Também foi desafiador entender as correntes de vento e avaliar a luz e a temperatura para descobrir o melhor momento para pilotar os drones, o que Ozturk admite ter envolvido um elemento significativo de sorte. "Pilotar uma aeronave é um jogo de precisão e dedos firmes", disse Ozturk. "Você está apenas tentando se acalmar e observar o que o drone está fazendo e julgando segundo a segundo. Definitivamente, tivemos alguns telefonemas."

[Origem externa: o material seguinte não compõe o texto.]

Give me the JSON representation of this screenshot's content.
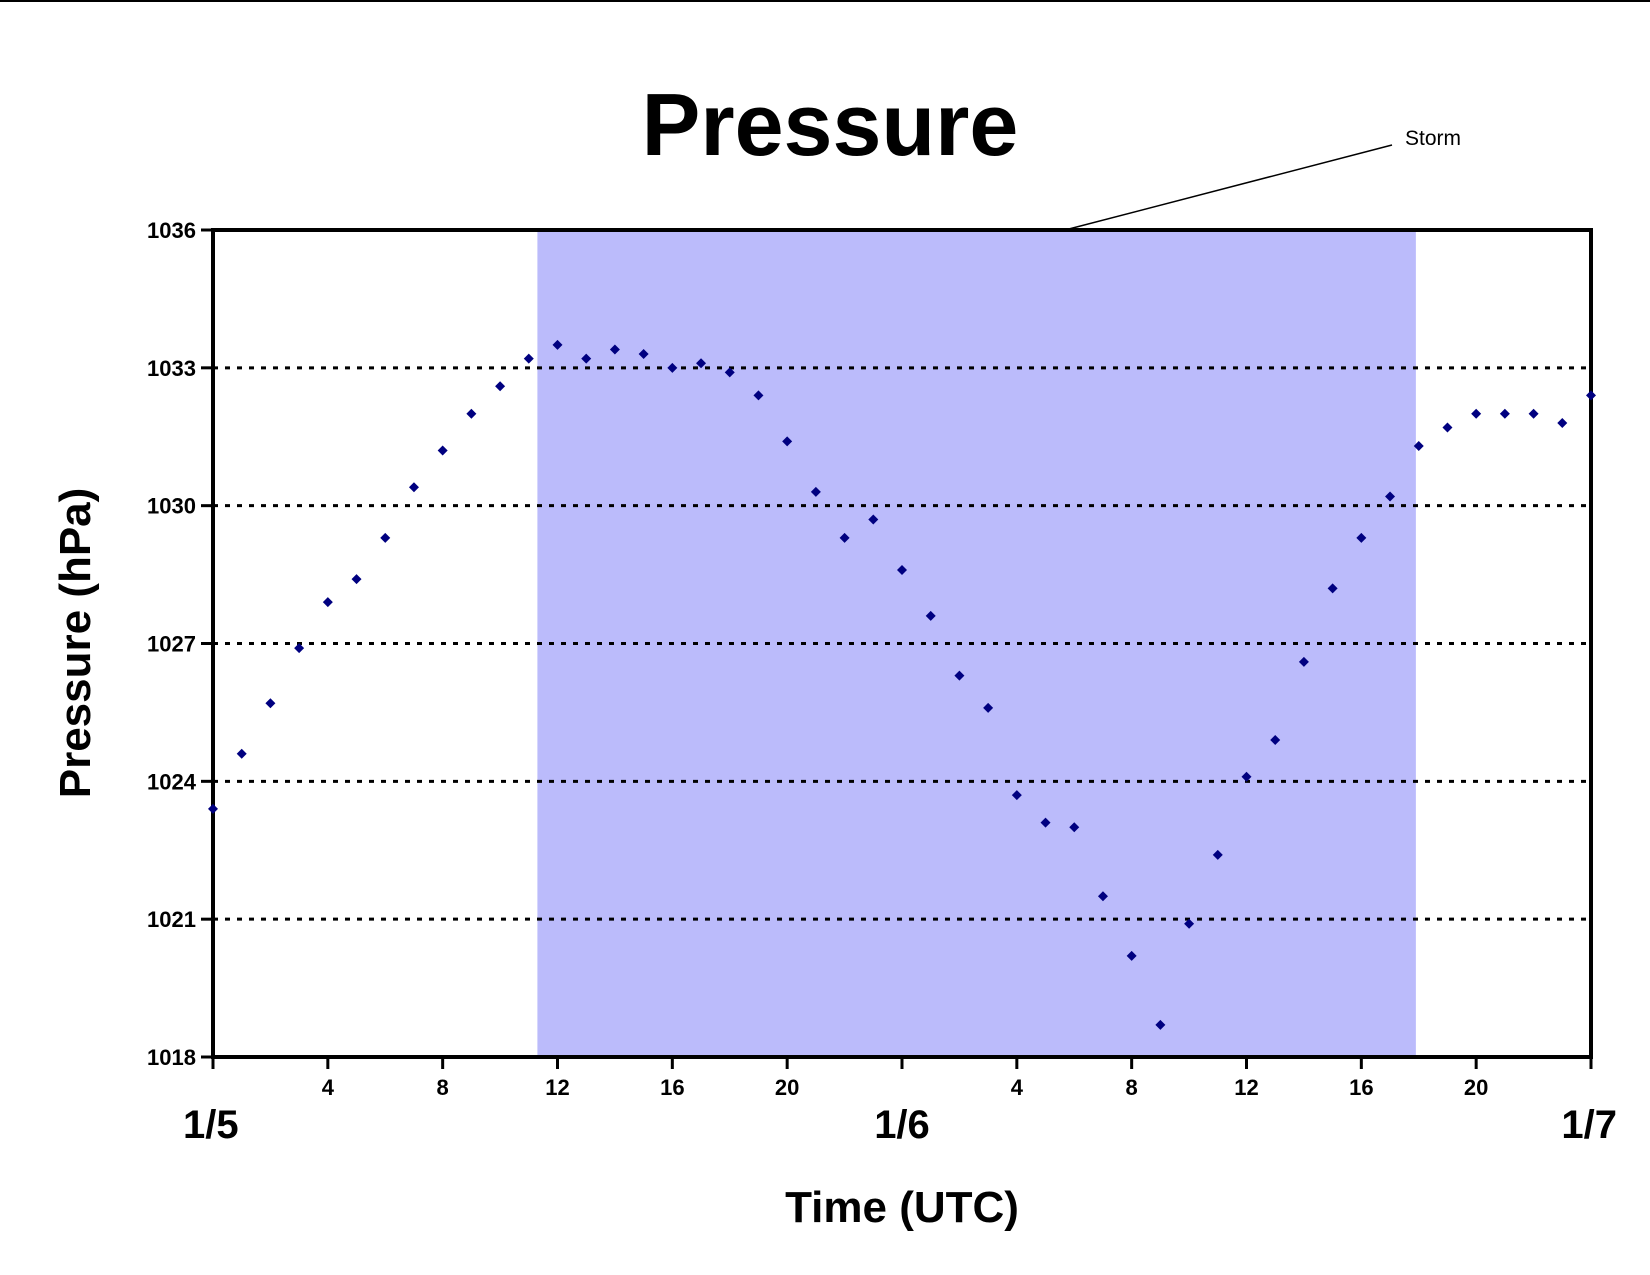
{
  "chart_data": {
    "type": "scatter",
    "title": "Pressure",
    "xlabel": "Time (UTC)",
    "ylabel": "Pressure (hPa)",
    "ylim": [
      1018,
      1036
    ],
    "yticks": [
      "1018",
      "1021",
      "1024",
      "1027",
      "1030",
      "1033",
      "1036"
    ],
    "grid": "horizontal dotted",
    "x_unit": "hours since 1/5 00 UTC",
    "xlim": [
      0,
      48
    ],
    "hour_tick_labels": [
      "4",
      "8",
      "12",
      "16",
      "20",
      "4",
      "8",
      "12",
      "16",
      "20"
    ],
    "date_labels": [
      "1/5",
      "1/6",
      "1/7"
    ],
    "shaded_region": {
      "label": "Storm",
      "x_start": 11.3,
      "x_end": 41.9,
      "color": "#bbbbfb"
    },
    "marker_color": "#000080",
    "series": [
      {
        "x": [
          0,
          1,
          2,
          3,
          4,
          5,
          6,
          7,
          8,
          9,
          10,
          11,
          12,
          13,
          14,
          15,
          16,
          17,
          18,
          19,
          20,
          21,
          22,
          23,
          24,
          25,
          26,
          27,
          28,
          29,
          30,
          31,
          32,
          33,
          34,
          35,
          36,
          37,
          38,
          39,
          40,
          41,
          42,
          43,
          44,
          45,
          46,
          47,
          48
        ],
        "values": [
          1023.4,
          1024.6,
          1025.7,
          1026.9,
          1027.9,
          1028.4,
          1029.3,
          1030.4,
          1031.2,
          1032.0,
          1032.6,
          1033.2,
          1033.5,
          1033.2,
          1033.4,
          1033.3,
          1033.0,
          1033.1,
          1032.9,
          1032.4,
          1031.4,
          1030.3,
          1029.3,
          1029.7,
          1028.6,
          1027.6,
          1026.3,
          1025.6,
          1023.7,
          1023.1,
          1023.0,
          1021.5,
          1020.2,
          1018.7,
          1020.9,
          1022.4,
          1024.1,
          1024.9,
          1026.6,
          1028.2,
          1029.3,
          1030.2,
          1031.3,
          1031.7,
          1032.0,
          1032.0,
          1032.0,
          1031.8,
          1032.4
        ]
      }
    ]
  }
}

As equipes de documentários da NatGeo estão bem acostumadas a superar condições adversas e difíceis para obter as imagens gloriosas que todos conhecemos e amamos. Mas o Everest exerceu um tremendo pedágio físico e mental até mesmo nessas almas resistentes e experientes. A expedição da NatGeo passou mais tempo do que outras equipes naquelas que puniam grandes altitudes, em parte porque eles esperavam fazer seu cume empurrar para evitar a superlotação na rota. O Everest é sempre perigoso, mas 2019 foi entre os mais mortais estações de escalada na memória recente, com 11 fatalidades. Isso é comparável ao Desastre de escalada de 1996 imortalizado no livro mais vendido de Jon Krakauer Into Thin Air (12 alpinistas morreram no Everest naquela temporada), e as 16 vidas sherpa perdidas por uma avalanche nos traiçoeiros Khumbu Icefall durante o Seaso de escalada 2014n. O Nepal agora planeja instituir novas regras para os escaladores se qualificarem para uma licença do Everest.